Senior leaders are charged with making critical and timely decisions that will set direction, establish the desired culture and ensure the capacity for operational execution. Their decisions have consequences at the strategic, operational and tactical level and matter today and in the future. Their decisions impact employees, customers and other stakeholders.

Senior leaders are expected to make decisions that are consistent with the mission, vision and values. They are expected to make choices and act in ways that better serve their customers, differentiate the organization from competitors, and develop the leaders who will grow and sustain the organization’s future success.

In order to avoid errors that arise from ignorance, these leaders must explore and judge the opportunities, challenges and choices before them. The volume, complexity and diversity of those opportunities require senior leaders to call upon others to help them find, vet and analyze information. Effective senior leaders generally approach important decisions with curiosity. They seek to know and understand more. They have honed the ability to ask the right questions to learn before they decide.

By observing and interviewing senior leaders for over 25 years, we have concluded that effective senior leaders avoid errors of ignorance by continually asking questions of themselves and of the people who provide them with information, ideas and recommendations. Below are three big questions senior leaders ask, each with several additional questions they might use in their pursuit of the answers.

1. Am I Receiving the Best Information Available?

Do I have systems, practices and people in place that will ensure:

  • I am receiving the good news and the bad news?
  • I am considering information and perspectives from historical, contemporary, complimentary, contradictory, internal and external voices?
  • I have a clear understanding of each opportunity, challenge or choice before me?
  • I have a clear understanding of the information before me?
  • I identified and weighed the potential and indirect consequences of the options (i.e., new problems and non-stakeholder reactions)?
  • Any assumptions, including the presenter’s and my own, have been challenged?

2. Is the Source of My Information Credible?

How do I ensure:

  • The person providing this information is trustworthy?
  • The information he or she is giving me has not been distorted by personal bias, agenda or preference?
  • The positions he or she is recommending are supported and not merely personal opinions?
  • The person providing the information has done his or her own due diligence in vetting the source, analyzing the data and considering the consequences of the recommendations?
  • The presenter has considered and evaluated all options before making recommendations, including choices that challenge or protect the status quo; increase, maintain or decrease risk; or may be popular or unpopular?

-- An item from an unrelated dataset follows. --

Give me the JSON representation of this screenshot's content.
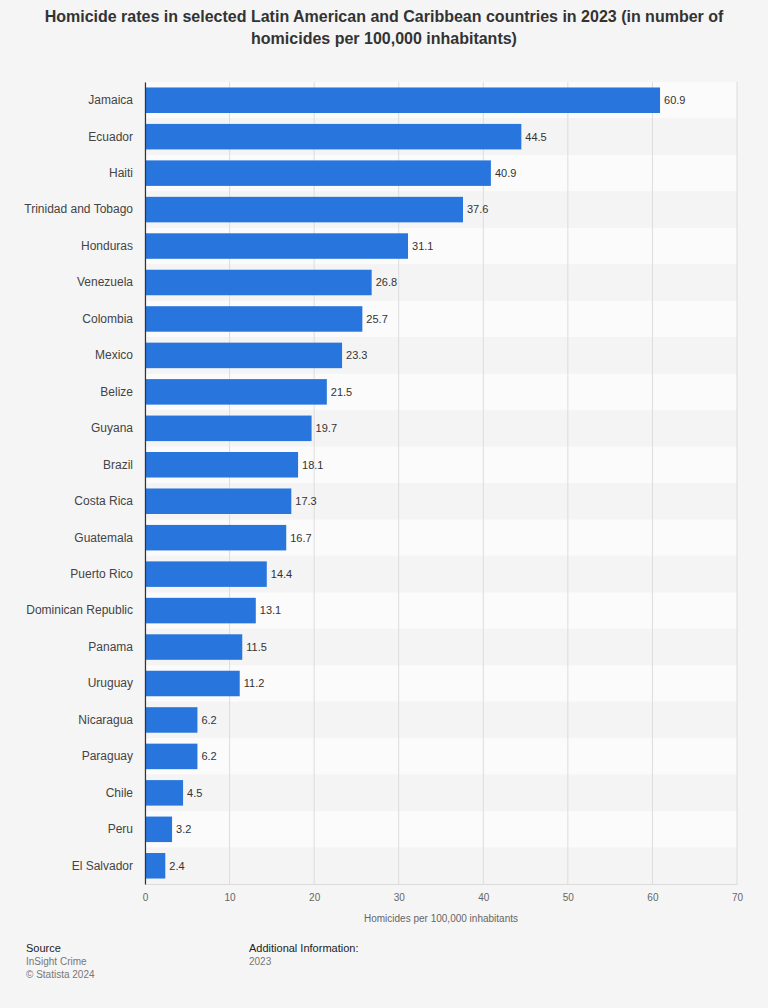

3. Do I Fully Understand How Each Option Before Me Will Serve My Organization?

  • In what ways does each option align with our mission, vision and values?
  • In what ways does each option support our strategic direction?
  • Which options are we able to execute, with or without additional resources (fiscal, talent, infrastructure, technology or other)?
  • How will each option serve our customers?
  • How might each option differentiate us from our competitors?
  • How might each option provide opportunities to develop future leaders?
  • How will each option impact all levels of employees, customers and other stakeholders?
  • Have I determined that the level of uncertainty or risk for a chosen option is acceptable?

Like other successful senior leaders, you, too, can avoid the errors of ignorance by learning more before you decide:

  • Be curious. Never assume you have all the answers or the best information. Ask the questions that help you learn and understand what you do not know.
  • Test the credibility of your sources.
  • Confirm how your decisions will fulfill your responsibility as a leader within the context of your organization.